À l'époque, il était déjà impossible de poursuivre Gabriel Matzneff pour les faits évoqués dans ses ouvrages publiés dans les années 1980, car ils étaient prescrits (le délai de prescription pour les crimes sexuels sur mineurs est passé de 20 à 30 ans après la majorité en 2018 ).

L'association s'est donc donné pour objectif d'ouvrir un débat sur l'apologie de l'agression sexuelle. « On a écrit à tous les membres du jury Renaudot, Giesbert, Beigbeder, au président de la République... Nos courriers sont restés lettre morte. L'affaire Gabriel Matzneff est retombée comme un soufflé », déplore Homayra Sellier au Parisien.

L'association « La Mouette » avait elle aussi demandé, via une pétition, le retrait du prix Renaudot à l'écrivain, en condamnant ses écrits dans les mêmes termes. « C'est une honte que cet homme ait pu avoir un prix! Demandons qu'il lui soit retiré, que son livre soit interdit, enfin qu'une enquête sérieuse soit faite et qu'il soit jugé et condamné pour ses éventuels passages à l'acte! », écrivait alors Anne Gourgue, présidente de l'association de défense et protection de l'enfant.

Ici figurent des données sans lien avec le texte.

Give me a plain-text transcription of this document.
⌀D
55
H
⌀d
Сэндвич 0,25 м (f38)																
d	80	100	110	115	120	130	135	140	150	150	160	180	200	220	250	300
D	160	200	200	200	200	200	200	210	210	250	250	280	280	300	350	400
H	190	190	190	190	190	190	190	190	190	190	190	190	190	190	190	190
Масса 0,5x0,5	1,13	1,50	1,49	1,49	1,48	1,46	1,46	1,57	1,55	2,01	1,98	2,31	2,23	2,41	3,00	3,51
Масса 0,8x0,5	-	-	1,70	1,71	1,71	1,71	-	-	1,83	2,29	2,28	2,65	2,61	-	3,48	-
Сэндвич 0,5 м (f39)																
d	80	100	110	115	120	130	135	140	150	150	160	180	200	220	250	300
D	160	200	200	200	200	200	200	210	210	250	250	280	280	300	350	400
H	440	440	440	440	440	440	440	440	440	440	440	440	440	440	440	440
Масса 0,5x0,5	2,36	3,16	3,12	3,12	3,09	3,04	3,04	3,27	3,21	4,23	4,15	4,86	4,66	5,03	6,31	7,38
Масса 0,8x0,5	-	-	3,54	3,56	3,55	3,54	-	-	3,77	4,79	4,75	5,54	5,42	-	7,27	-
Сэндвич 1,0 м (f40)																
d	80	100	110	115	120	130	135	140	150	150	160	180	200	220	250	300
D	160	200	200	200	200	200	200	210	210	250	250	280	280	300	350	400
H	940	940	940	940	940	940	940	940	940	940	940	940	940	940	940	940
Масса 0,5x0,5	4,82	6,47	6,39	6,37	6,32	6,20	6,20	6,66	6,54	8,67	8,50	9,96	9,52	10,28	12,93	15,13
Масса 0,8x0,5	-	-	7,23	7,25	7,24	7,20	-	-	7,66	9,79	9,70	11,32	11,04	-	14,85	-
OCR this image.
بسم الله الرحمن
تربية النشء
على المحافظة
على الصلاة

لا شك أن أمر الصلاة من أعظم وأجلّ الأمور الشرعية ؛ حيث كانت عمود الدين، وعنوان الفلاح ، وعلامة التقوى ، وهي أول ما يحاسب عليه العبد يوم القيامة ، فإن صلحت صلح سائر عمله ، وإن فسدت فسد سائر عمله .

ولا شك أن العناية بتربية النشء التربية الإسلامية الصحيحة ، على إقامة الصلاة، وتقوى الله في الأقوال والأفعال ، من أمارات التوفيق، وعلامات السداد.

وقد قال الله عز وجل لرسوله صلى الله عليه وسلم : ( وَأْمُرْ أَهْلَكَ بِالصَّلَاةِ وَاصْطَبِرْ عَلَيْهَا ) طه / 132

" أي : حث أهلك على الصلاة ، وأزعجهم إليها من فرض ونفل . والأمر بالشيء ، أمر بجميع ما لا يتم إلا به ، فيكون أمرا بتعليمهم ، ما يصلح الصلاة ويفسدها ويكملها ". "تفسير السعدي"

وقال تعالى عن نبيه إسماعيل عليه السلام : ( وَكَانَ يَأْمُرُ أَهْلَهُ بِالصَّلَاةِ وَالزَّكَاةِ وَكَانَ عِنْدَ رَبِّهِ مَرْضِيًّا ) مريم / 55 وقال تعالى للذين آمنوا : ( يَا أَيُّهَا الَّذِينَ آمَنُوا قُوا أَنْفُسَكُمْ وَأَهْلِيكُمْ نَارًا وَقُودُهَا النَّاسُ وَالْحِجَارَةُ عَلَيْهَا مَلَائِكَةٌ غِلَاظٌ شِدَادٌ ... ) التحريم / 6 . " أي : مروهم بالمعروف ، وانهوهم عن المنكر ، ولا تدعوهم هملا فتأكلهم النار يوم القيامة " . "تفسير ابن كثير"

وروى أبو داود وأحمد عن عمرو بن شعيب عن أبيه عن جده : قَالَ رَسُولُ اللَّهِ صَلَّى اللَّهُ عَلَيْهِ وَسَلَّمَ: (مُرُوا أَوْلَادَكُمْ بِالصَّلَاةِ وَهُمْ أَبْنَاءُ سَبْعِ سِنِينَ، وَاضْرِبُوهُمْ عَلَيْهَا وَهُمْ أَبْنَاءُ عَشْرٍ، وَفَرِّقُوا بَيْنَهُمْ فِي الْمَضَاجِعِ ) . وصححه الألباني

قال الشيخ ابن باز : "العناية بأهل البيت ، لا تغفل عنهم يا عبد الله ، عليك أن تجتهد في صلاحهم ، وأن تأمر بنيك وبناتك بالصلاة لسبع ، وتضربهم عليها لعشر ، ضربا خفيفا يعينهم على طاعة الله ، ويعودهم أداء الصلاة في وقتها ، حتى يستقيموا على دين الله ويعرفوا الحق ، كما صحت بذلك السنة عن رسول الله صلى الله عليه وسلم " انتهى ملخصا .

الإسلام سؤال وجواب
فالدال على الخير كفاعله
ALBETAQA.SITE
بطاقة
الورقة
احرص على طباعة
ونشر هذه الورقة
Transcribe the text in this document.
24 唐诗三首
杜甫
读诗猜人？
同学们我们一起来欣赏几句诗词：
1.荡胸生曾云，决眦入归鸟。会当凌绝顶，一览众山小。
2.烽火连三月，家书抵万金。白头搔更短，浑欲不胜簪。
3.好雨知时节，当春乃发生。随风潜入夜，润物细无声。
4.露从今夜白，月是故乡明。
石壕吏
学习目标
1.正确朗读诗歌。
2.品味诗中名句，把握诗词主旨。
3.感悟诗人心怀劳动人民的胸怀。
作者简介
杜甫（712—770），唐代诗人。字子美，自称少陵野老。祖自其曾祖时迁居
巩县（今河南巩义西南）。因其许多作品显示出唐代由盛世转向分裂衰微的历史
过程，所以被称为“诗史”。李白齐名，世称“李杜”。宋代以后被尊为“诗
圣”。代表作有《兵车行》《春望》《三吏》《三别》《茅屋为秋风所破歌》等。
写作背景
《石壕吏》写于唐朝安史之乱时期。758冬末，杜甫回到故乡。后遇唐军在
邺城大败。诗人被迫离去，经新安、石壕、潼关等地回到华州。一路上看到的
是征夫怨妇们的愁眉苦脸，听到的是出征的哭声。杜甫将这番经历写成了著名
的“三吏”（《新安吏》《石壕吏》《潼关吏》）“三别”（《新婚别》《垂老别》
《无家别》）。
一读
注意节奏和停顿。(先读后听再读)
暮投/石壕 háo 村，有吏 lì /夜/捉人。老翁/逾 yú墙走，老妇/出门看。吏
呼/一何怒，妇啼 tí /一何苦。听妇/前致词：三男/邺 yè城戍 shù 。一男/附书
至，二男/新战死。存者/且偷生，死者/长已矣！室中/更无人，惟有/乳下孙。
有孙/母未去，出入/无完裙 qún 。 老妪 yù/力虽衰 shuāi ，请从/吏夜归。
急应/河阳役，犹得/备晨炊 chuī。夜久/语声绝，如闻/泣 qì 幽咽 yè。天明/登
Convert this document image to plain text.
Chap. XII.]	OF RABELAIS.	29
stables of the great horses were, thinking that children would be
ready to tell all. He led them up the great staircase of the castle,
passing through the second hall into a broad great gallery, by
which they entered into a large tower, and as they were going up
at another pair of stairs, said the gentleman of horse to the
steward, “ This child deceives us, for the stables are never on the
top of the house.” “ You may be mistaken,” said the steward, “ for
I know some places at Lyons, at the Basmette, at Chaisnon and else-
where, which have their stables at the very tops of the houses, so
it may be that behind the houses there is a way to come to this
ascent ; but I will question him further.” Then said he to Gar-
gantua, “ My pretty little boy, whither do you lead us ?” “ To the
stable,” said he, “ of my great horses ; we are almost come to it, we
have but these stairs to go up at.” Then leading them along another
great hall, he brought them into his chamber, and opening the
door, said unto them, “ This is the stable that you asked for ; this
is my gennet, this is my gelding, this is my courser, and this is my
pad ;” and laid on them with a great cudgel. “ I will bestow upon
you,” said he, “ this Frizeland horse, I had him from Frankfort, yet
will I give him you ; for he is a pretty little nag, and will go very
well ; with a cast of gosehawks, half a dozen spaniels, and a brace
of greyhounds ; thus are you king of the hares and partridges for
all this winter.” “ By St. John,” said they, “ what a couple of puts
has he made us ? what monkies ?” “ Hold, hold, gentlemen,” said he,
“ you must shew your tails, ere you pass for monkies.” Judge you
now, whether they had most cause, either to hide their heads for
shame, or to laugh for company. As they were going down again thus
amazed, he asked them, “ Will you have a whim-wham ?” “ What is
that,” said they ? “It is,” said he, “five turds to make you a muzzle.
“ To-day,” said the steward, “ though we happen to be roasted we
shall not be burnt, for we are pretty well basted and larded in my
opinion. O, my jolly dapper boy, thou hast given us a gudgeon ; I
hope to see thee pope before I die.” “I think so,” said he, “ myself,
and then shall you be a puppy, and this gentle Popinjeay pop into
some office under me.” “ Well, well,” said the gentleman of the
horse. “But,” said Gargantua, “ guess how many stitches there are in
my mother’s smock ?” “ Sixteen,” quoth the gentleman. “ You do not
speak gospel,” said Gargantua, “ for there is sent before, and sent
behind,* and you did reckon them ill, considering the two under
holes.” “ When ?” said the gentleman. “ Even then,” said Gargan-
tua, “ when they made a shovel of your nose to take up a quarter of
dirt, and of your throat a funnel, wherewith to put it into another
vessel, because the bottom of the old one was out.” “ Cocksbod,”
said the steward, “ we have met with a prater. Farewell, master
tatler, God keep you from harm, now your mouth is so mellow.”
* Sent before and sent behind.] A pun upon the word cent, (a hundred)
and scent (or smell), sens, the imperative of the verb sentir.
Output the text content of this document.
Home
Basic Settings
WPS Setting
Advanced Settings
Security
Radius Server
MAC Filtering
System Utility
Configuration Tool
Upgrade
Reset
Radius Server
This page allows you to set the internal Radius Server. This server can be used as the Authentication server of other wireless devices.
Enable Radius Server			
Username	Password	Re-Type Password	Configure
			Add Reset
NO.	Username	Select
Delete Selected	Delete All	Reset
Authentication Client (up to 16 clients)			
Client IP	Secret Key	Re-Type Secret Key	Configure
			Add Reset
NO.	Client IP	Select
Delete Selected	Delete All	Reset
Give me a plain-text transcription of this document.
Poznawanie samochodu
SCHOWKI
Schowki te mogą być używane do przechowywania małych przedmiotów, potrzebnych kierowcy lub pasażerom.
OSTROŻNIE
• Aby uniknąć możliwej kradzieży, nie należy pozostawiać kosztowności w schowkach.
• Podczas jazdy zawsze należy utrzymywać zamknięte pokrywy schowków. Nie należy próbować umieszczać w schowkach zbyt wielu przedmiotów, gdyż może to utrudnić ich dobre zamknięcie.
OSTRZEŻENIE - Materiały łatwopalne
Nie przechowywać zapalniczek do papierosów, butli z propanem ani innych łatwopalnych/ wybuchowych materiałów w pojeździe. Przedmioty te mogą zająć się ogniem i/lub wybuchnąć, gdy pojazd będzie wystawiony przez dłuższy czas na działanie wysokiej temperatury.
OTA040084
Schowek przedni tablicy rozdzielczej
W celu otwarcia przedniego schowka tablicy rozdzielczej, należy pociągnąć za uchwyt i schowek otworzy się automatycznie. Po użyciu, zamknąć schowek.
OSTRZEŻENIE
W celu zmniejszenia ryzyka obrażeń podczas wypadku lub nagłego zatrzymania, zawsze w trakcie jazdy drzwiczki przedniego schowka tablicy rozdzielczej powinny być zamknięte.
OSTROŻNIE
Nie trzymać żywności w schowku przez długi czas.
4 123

« C'était une autre époque », assure-t-on aussi pour expliquer l'absence de réaction face aux propos de Gabriel Matzneff. « La France est un pays qui a toujours toléré les relations sexuelles avec des mineurs. On n'a jamais condamné des actes sur mineurs de façon juste. C'est encore pire avec des riches et des puissants, même lorsqu'ils sont très explicitement concernés », estime Homayra Sellier.

Aujourd'hui, Gabriel Matzneff a peu de chances d'être inquiété par la justice, à moins qu'il n'ait fait de victimes récentes. Mais le regard porté sur ses récits a bel et bien changé. « L'affaire est relancée grâce à un courageux témoignage (celui de Vanessa Springora, NDLR). [...] On a un peu évolué, on sait aujourd'hui qu'on ne peut pas toucher un mineur », commente Homayra Sellier.

« Ce n'est pas une question morale », complète le psychothérapeute Pierre Lassus. « C'est clinique. On a mesuré des traumatismes clairs et évidents chez les enfants confrontés à la sexualité adulte. » « J'espère apporter une petite pierre à l'édifice qu'on est en train de construire autour des questions de domination et de consentement », avait d'ailleurs déclaré Vanessa Springora, de son côté, à L'Obs.